Нет, не лисье лицо у нее - беличье.

Остренькое, а кажется детским округлым. Игрунья, шнурует ствол. То слева, то справа выглянет, то вниз головой. Та ли? Или это уже другая, третья? Коготки, лапки, шубка из сундучка. Под пушистым кувшином сидит, спиной к нему прислонившись. И в орешек дует, как в уголек, вертит его, пальпирует, а глазами поверх него постреливает по сторонам. Что б еще заготовить? А на самом деле - во что бы еще сыграть? Сыграть, а на самом деле - что бы еще заготовить? Аритмичная мимика, огненная морзянка. Тире-тире-точка, вскинутая голова, вслушиванье с замираньем. Кисточки-ушки пишут пугливые акварели. И - взвивается вверх огневой спиралью, и летит, переметываясь, по верхушкам: точка - тире - точка.

На всех фотографиях у нее пустые глазницы, насквозь пустые с плавающим в них инфернальным угольком от фотовспышки. У людей, стоящих с ней рядом, глаза живые, а у нее с этой красной киллерской мушкой, наведенной в открытую ранку пустоты с воспаленными швами ресниц.

И на этом снимке, где она в русском цветочном платке.
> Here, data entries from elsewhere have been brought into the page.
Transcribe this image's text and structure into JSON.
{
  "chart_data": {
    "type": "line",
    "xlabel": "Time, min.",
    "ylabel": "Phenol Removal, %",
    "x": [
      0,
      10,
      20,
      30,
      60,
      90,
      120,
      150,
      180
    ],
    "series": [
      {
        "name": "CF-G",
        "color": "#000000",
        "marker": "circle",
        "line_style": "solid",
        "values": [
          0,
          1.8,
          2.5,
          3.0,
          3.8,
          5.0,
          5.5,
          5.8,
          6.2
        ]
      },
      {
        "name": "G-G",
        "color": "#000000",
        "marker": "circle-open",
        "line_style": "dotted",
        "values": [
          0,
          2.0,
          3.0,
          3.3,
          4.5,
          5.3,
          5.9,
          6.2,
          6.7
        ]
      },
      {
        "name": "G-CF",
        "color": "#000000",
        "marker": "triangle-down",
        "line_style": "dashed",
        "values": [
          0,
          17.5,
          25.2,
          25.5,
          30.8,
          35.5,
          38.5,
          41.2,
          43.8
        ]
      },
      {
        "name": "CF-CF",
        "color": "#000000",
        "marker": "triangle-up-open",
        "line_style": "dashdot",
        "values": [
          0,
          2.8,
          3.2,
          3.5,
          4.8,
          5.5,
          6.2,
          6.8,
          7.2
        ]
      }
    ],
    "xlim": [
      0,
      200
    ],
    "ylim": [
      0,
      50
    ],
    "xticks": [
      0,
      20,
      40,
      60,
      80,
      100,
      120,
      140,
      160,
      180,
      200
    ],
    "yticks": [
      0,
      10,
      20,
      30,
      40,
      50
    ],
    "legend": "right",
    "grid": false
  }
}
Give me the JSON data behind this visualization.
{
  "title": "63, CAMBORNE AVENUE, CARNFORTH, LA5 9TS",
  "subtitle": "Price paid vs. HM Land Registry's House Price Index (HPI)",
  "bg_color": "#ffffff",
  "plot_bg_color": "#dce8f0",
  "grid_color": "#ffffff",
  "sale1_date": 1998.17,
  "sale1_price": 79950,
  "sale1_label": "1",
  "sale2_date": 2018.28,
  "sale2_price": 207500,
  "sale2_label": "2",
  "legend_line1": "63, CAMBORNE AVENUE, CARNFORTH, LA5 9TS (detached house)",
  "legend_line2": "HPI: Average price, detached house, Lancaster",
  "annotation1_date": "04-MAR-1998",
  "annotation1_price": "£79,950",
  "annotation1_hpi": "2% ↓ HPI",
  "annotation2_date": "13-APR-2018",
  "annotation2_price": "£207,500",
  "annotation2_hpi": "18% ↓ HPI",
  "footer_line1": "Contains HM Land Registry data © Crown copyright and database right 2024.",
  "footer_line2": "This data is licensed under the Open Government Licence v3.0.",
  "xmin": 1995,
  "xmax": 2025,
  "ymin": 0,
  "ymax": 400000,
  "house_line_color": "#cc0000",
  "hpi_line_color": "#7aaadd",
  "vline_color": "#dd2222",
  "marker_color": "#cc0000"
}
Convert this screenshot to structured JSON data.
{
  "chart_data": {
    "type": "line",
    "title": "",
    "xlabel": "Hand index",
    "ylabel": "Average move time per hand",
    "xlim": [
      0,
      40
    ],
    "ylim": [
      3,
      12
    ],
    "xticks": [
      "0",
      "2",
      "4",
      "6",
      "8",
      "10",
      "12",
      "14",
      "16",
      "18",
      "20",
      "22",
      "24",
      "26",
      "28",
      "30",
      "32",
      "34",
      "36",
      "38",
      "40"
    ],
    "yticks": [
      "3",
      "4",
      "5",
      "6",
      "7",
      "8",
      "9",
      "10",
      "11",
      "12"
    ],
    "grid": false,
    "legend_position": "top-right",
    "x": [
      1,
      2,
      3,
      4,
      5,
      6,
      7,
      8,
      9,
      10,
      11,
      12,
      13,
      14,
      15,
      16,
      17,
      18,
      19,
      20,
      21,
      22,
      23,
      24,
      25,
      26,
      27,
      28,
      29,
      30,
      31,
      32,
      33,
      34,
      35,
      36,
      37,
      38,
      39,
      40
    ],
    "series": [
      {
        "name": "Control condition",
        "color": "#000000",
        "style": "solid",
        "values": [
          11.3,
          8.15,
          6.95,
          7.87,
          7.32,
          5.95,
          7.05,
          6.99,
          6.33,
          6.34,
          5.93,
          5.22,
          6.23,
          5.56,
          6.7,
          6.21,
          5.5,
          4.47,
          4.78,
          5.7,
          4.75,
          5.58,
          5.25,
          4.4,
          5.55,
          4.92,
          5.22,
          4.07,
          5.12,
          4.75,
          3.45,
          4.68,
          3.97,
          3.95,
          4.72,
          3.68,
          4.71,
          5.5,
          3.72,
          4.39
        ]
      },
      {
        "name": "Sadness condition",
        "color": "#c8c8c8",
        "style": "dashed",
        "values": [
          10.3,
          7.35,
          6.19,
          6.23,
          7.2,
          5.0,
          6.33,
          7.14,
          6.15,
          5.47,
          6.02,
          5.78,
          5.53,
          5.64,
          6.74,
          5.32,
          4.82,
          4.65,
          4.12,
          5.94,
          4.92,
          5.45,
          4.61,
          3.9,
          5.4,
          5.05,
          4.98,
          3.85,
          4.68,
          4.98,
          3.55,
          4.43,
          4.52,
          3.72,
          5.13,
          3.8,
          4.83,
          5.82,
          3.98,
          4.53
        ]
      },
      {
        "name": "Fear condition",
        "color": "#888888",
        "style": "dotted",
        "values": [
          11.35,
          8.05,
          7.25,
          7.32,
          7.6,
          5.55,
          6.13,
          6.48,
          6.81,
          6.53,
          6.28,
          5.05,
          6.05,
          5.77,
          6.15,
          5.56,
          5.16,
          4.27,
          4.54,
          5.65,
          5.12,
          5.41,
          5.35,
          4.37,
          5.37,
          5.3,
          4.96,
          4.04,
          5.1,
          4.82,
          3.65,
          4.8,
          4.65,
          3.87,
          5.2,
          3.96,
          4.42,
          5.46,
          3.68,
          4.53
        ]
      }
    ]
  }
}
Палевом, из-под которого выбилась прядь ее русых волос, жиденьких, полевых. Глядя на них, почему-то всплывает "когда волнуется желтеющая нива" и "в небесах я вижу...", но не Его... А что ж тогда, кого? Чье там зиянье?

И еще: "только не сжата полоска одна". Там, у межи, на том конце поля, на краю, за которым ни снов, ни людей, ни дорог. Эта полоска несжатая - там, за Германией, за судьбою, за кровным (бескровным) ее языком. Вся она сжата, только полоска одна. Там она, там ее жизнь, как бы не этого поля.

Как бы не так. Этого ведь, край от края. Как ни перепрятывай себя по обочинам. Вьются белочки ДНК, двойные спирали их вокруг невидимого ствола.

И что с того, что ее ствол выпутался из леса, убрел в даль и стал на ее краю? Что с того, что с этого света. Тень одна у них - перекрестная. Как спираль двойная.

Л. говорит: а что ж ты хотел, читай Киплинга. Это же индустрия людей, стерилизованное сообщество. Одни радужные оболочки, без зрачков. Бери яблоко. Видишь, сияет как радужное, лощеное, а внутри зияет. Вкуса нет, запаха нет, жизни нет, не яблоко - я, оболочка. Они и расстояние высчитали неагрессивное между говорящими головами: 70 сантиметров, кажется. Ближе не рекомендуется. Для улыбчивых глаз. С маленькими стоп-сигналами.

Кто видел, как она раздевается? Не наготу ее, а то как она раздевается. Не я. Зеркало? Нет его у нее в прихожей.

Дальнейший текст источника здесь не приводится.